Coupling of waves to sea surface currents via horizontal density gradients

TL;DR

This paper develops nonlinear mathematical models and simulations to understand how waves interact with sea surface currents through horizontal density gradients, with potential applications for improved satellite imagery of ocean dynamics.

Contribution

It introduces a two-level approximation model for wave-current interactions influenced by buoyancy gradients, highlighting the role of the ponderomotive force in these processes.

Findings

Horizontal buoyancy gradients coordinate with wave envelopes.

The model shows the ponderomotive force influences surface current dynamics.
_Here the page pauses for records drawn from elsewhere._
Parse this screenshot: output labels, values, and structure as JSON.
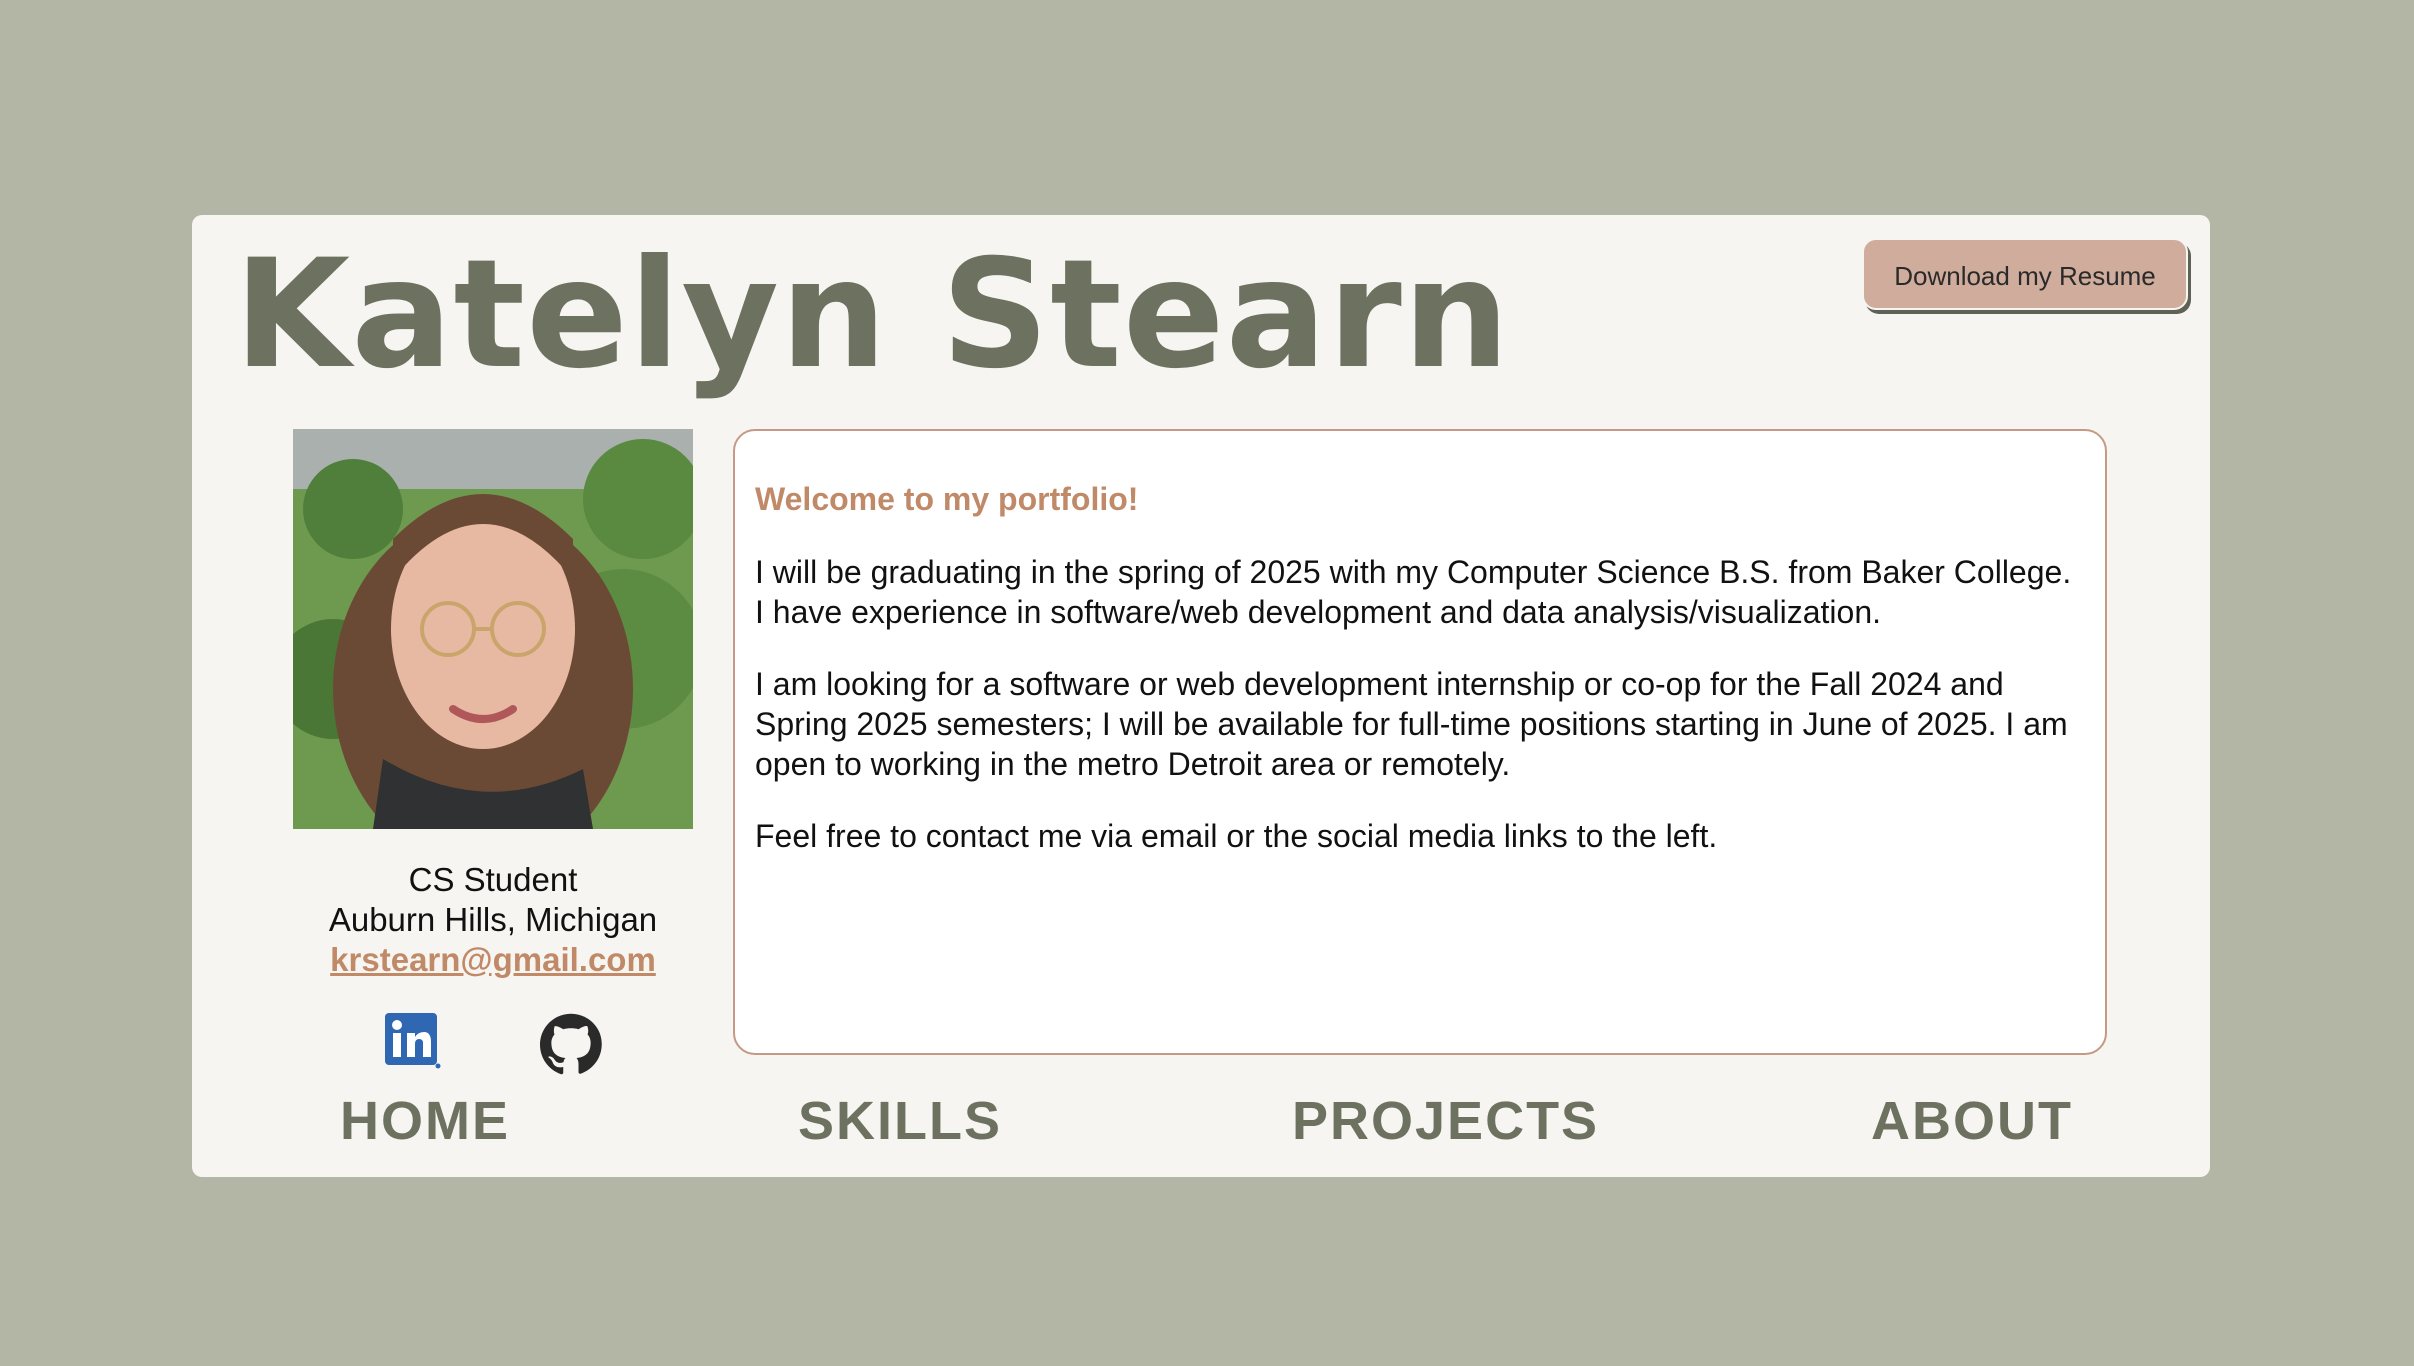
{
  "header": {
    "name": "Katelyn Stearn",
    "resume_button": "Download my Resume"
  },
  "profile": {
    "role": "CS Student",
    "location": "Auburn Hills, Michigan",
    "email": "krstearn@gmail.com",
    "social": {
      "linkedin_icon": "linkedin-icon",
      "github_icon": "github-icon"
    }
  },
  "intro": {
    "welcome": "Welcome to my portfolio!",
    "paragraphs": [
      "I will be graduating in the spring of 2025 with my Computer Science B.S. from Baker College. I have experience in software/web development and data analysis/visualization.",
      "I am looking for a software or web development internship or co-op for the Fall 2024 and Spring 2025 semesters; I will be available for full-time positions starting in June of 2025. I am open to working in the metro Detroit area or remotely.",
      "Feel free to contact me via email or the social media links to the left."
    ]
  },
  "nav": {
    "home": "HOME",
    "skills": "SKILLS",
    "projects": "PROJECTS",
    "about": "ABOUT"
  },
  "colors": {
    "page_background": "#b4b6a5",
    "card_background": "#f7f5f1",
    "heading": "#6d7260",
    "accent": "#c08a68",
    "button": "#cfac9c",
    "linkedin": "#2f67b2",
    "github": "#2a2a2a"
  }
}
Potential for enhanced satellite imaging of wave-current interactions.

Abstract

The mathematical models and numerical simulations reported here are motivated by satellite observations of horizontal gradients of sea surface temperature and salinity that are closely coordinated with the slowly varying envelope of the rapidly oscillating waves. This coordination of gradients of fluid material properties with wave envelopes tends to occur when strong horizontal buoyancy gradients are present. The nonlinear models of this coordinated movement presented here may provide future opportunities for the optimal design of satellite imagery that could simultaneously capture the dynamics of both waves and currents directly. The model derived here appears in two levels of approximation: first for rapidly oscillating waves, and then for their slowly varying envelope (SVE) approximation obtained by using the WKB approach. The WKB wave-current-buoyancy interaction model derived here for a free surface with significant horizontal buoyancy gradients indicates that the mechanism for the emergence of these correlations is the ponderomotive force of the slowly varying envelope of rapidly oscillating waves acting on the surface currents via the horizontal buoyancy gradient. In this model, the buoyancy gradient appears explicitly in the WKB wave momentum, which in turn generates density-weighted potential vorticity whenever the buoyancy gradient is not aligned with the wave-envelope gradient.